Since the invention of electronic computers in the forties, every decade has been characterized by new ways in which they were used. In the fifties, people used sign-up sheets to reserve the computer for an hour's work; in the sixties batch processing was introduced; time sharing became pervasive in the seventies; the PC and networking came in the eighties; and now, in the nineties, we see the introduction of multimedia.
These days, every self-respecting computer vendor sells computers with some form of multimedia support. Some workstations now have cameras built into them, PCs come with multimedia applications, even game computers now make use of CD-I. From a research viewpoint, multimedia seems to be a solved problem; can't we see the wonderful demonstrations from every vendor?
We argue that the multimedia applications on most systems today are inflexible, they more or less take over the machine and cannot be combined with other applications.
Multimedia, we claim, is only real if the different media are treated with equal respect. Audio and video should not be second-class media on which the only operations are capture, storage and rendering, but media that can be processed -- analysed, filtered, modified -- just like text and data. This processing should not be a privilege of dedicated operating-system processes, but should be possible to do, interactively, with ordinary applications.
Existing multimedia systems do not have this ability. For example, on typical PC platforms, multimedia applications run in real time but take over the machine; on Unix platforms, multimedia applications co-exist with other applications, but they hardly run in real time. Sometimes, dedicated hardware can capture and render multimedia in real time, but the data is far removed from the processor so that no processing is possible.
The value of audio and video depends critically on the ability both to process and to render them in real time.
This is hard. The value of interactive audio and video additionally depends on being able to capture, process and render it with fraction-of-a-second end-to-end latency. This is even harder.
Figure 1: Architecture of the multimedia workstation
In the Pegasus project, groups at the University of Cambridge Computer Laboratory and the University of Twente Faculty of Computer Science are rising to the challenge of providing architectural and operating-system support for distributed multimedia applications.
Pegasus is a European Communities' ESPRIT
project which is now halfway through its three-year funding period.
The goal of Pegasus is to create the architecture for a general-purpose distributed multimedia system and build an operating system for it that supports multimedia applications. A few specific applications will be implemented in order to prove the practicality of the system.
The architecture consists of: multimedia workstations; general-purpose and special-purpose multimedia processing servers; a single storage service for all types of data; and Unix boxes as the platform for the non-real-time control part of multimedia applications and applications unrelated to multimedia.

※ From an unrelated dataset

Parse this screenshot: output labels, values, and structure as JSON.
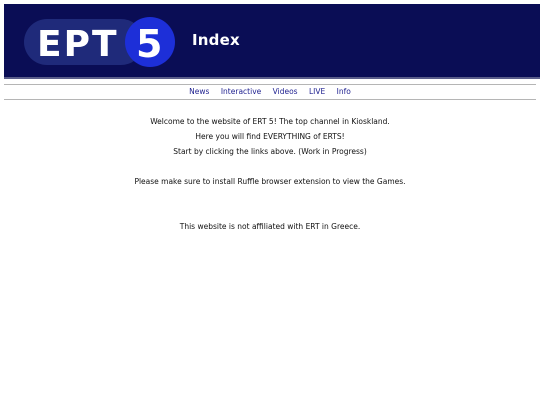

All of the components are connected through an ATM network, which provides the bandwidth and can provide latency guarantees for interactive multimedia data. Multimedia capture and rendering devices are connected directly to this network, rather than being connected to, for example, workstation buses. This architecture is explained in Section 2.
The operating system support in Pegasus consists of a microkernel, named Nemesis,
that supports a single address space with
multiple protection domains, and multiple threads in each domain. There is scheduler support for processing multimedia data in real time. Nemesis has a minimal operating-system interface; it does not -- at least, not now -- have a Unix interface. However, processes on Nemesis can be created, be controlled by, and communicate with, processes on Unix. We expect multimedia applications to consist of symbiotic processes on Nemesis and Unix, where user interface and application control will be provided by the Unix part, and real-time multimedia processing by the Nemesis part. Later, perhaps as part of another project, parts of the Nemesis functionality could be ported to a general-purpose operating system, or a Unix emulation provided over Nemesis. Nemesis is described in Section 3.
Figure 2: Principle of the ATM Camera
System services are viewed as objects:
abstract data types accessed through their methods. When invoker and object share a protection domain, method invocation is through procedure call; when they share a machine, and thus an address space, invocation takes place through a protected call, or `local remote procedure call'; when they are on different machines, invocation goes via remote procedure call. Objects are located using a distributed name service. The name space is global only in the sense that every entity, in principle, can name any object in the universe; it is not global in the sense that there is one root to the name space, or that one name identifies the same object anywhere. Each protection domain contains a local name server which maintains connections with name servers elsewhere. The name server assists in establishing the appropriate channels through which local and remote objects are invoked. The name server is described in Section 4.
The Pegasus File Server is a log-structured file service designed to store and retrieve multimedia files in real time and to scale to a very large size. Scaling the file-server design up to terabyte capacity has forced us to redesign the log-structured file-system structures as they occur in Sprite or BSD4.4. The Pegasus File Server uses a buffering and storage strategy that prevents loss of data in case of failure of a single component.
The Pegasus File Service is described in Section 5.